One narrative is that it adds to evidence of a soft landing as recent inflation has been softer and growth is strong and the Fed will celebrate. I think that’s misplaced.
I don’t think that’s how the Fed will view it next week. I wouldn’t be surprised if former St. Louis Fed President Bullard choked on his cheerios when he saw this morning’s GDP numbers after saying the other day he thought a cut in March was feasible.
Inflation has many complicated drivers especially in the pandemic era, but one of the ones central banks speak to is the output gap framework. The US economy is growing by almost double the Fed's estimates of potential GDP. There is no evidence of slack emerging. In fact, the US economy is pushing further into excess aggregate demand.
This harkens back to Chair Powell’s earlier press conference in which he said that while they have their dual mandate, if GDP keeps surprising it would frustrate hopes to durably bring down inflation. In next week’s press conference, Powell will likely flag inflation progress, but sound careful and circumspect toward whether this progress is durable as growth continues to be strong while warning signs emerge on wage gains and shipping costs due to geopolitical turmoil.
I think the market reaction was more about other data recapped below.
OTHER DATA
Markets might have also put more stock in other data even if I disagree with doing so.
Core PCE landed on the screws at 2% q/q SAAR ahead of tomorrow’s December data and so there was no surprise there.
The GDP price deflator softened to 1.5% q/q SAAR. That’s the economy-wide measure of overall prices, but it’s not the PCE measure the Fed follows.
Jobless claims increased (chart 6). Initial filings moved up to 214k from the 189k drop the week before with no states estimated which validates data reliability. That’s still low, but it indicates the prior drop was temporary. Continuing claims also increased to 1.833 million from 1.806 million.
Durable goods orders disappointed at 0% m/m in December (consensus 1.5%), but core capital goods orders that exclude defence and aircraft which serves as a better gauge of underlying investment were up 0.3% m/m (0.1% consensus).
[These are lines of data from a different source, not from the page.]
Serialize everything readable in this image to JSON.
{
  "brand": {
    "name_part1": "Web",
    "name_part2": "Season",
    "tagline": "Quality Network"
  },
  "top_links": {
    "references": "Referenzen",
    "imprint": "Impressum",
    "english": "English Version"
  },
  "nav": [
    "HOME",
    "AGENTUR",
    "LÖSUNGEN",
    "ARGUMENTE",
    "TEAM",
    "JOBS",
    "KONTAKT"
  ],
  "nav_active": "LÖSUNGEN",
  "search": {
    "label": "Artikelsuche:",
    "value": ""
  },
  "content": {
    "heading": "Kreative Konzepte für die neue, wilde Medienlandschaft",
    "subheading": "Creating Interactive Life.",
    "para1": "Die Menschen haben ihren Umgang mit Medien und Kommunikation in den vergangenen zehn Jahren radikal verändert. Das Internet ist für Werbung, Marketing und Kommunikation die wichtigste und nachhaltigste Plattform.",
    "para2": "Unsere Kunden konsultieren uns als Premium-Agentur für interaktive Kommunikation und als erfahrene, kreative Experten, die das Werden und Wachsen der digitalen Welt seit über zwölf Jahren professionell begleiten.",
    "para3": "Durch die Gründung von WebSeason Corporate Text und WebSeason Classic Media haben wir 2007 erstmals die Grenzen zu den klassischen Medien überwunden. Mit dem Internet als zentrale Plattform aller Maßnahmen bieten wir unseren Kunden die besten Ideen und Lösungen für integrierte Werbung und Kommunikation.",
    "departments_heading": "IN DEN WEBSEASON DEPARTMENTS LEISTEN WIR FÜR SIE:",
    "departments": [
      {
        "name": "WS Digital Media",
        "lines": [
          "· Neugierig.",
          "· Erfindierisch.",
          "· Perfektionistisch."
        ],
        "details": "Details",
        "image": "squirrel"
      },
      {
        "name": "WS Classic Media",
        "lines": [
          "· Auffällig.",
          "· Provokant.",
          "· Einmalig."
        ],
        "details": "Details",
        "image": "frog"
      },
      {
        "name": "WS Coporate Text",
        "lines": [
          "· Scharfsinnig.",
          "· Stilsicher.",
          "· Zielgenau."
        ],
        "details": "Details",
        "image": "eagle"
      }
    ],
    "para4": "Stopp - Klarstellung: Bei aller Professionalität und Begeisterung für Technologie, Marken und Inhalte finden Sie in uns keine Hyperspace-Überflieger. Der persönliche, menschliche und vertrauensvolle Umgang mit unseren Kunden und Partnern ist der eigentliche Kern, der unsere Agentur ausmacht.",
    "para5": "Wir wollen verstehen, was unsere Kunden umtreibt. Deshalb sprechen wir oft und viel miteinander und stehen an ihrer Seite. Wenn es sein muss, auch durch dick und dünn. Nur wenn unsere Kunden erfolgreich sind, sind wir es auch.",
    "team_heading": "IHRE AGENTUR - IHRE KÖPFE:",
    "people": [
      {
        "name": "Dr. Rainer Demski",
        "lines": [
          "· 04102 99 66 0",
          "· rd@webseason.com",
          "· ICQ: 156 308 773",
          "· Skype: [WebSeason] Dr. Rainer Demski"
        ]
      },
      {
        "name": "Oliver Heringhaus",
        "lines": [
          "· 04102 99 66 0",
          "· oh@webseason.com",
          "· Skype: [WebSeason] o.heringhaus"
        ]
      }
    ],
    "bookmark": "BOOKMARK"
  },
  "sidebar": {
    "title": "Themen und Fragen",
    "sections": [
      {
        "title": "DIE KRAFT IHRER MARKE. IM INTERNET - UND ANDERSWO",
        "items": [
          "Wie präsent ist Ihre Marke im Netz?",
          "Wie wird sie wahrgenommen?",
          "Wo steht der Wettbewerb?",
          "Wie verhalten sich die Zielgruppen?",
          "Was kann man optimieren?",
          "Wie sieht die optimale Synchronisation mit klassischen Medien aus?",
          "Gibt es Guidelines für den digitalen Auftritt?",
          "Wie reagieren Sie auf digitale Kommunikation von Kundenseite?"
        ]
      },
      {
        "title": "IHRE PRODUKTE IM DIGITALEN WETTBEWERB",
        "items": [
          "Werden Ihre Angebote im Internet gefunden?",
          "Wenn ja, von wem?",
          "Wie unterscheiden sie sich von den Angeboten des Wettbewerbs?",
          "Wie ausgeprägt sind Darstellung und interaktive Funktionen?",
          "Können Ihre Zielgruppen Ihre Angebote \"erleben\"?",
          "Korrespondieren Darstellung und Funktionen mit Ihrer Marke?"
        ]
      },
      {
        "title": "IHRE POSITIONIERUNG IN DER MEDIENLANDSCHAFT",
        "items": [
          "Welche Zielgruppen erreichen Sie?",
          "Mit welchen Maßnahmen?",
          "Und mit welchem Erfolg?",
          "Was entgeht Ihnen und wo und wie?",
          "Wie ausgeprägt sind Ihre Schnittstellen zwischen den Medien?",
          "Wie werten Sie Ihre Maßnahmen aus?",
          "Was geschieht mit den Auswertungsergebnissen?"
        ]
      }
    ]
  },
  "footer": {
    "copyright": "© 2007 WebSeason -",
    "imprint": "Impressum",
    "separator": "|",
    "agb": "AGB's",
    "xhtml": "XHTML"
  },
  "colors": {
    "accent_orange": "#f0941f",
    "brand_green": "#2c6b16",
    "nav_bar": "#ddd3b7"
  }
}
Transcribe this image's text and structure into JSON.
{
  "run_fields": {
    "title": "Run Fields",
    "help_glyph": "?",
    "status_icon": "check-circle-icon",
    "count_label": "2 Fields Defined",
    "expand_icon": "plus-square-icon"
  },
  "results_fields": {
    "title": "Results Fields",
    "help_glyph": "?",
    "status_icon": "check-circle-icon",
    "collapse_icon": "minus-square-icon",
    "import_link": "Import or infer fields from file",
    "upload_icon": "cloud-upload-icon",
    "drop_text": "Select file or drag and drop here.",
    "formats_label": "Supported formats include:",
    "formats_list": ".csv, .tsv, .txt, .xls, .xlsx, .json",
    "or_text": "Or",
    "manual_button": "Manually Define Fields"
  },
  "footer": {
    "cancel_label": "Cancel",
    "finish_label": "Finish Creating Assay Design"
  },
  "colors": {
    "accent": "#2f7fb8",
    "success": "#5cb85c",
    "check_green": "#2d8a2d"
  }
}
The Chicago Fed’s national activity index fell to –0.15 in December and has been weakening since August.
US new home sales beat expectations. They were up 8% m/m in December (10% consensus) but the level was higher than expected because the prior month was revised up to post a smaller drop of 9% instead of the –12.2% original estimate.
CANADIAN IMPLICATIONS
I think Governor Macklem blew it when asked during yesterday’s press conference about whether US economic strength matters to Canada. His answer was that Canadian GDP is what matters and Canadian consumers.
Both would be correct. As long as the US economy keeps vastly outpacing everyone’s expectations including the BoC’s, it will support Canada’s economy through trade linkages and by extension it will support Canadian jobs, investment and spending. If the Fed pushes back against nearer term rate cuts because of this strength, then there are limits to the ability of the BoC to ignore that especially given my ongoing narrative that Canada faces greater inflation risk going forward than the United States.
Now if markets this morning are driving the rally at the Canadian front-end because SEPH payrolls posted a drop of 88k in November then I give up hope for markets to apply any effort toward understanding data. SEPH fell because of 66k striking education workers in Quebec and other striking public sector workers in that province. SEPH treats striking workers as lost jobs off payroll if they are on strike for the entire reference week as they were. But they are not lost jobs and the Labour Force Survey does not treat striking workers the same way. In other words, SEPH was data noise.
What’s not data noise, however, is that Canada is losing more hours due to striking workers than it was losing to pandemic lockdowns (chart 7). That’s just stunning. Striking workers are denting GDP growth on tap of the other serial shocks to growth since last Spring that go well beyond the effects of tighter monetary policy that Governor Macklem overemphasizes.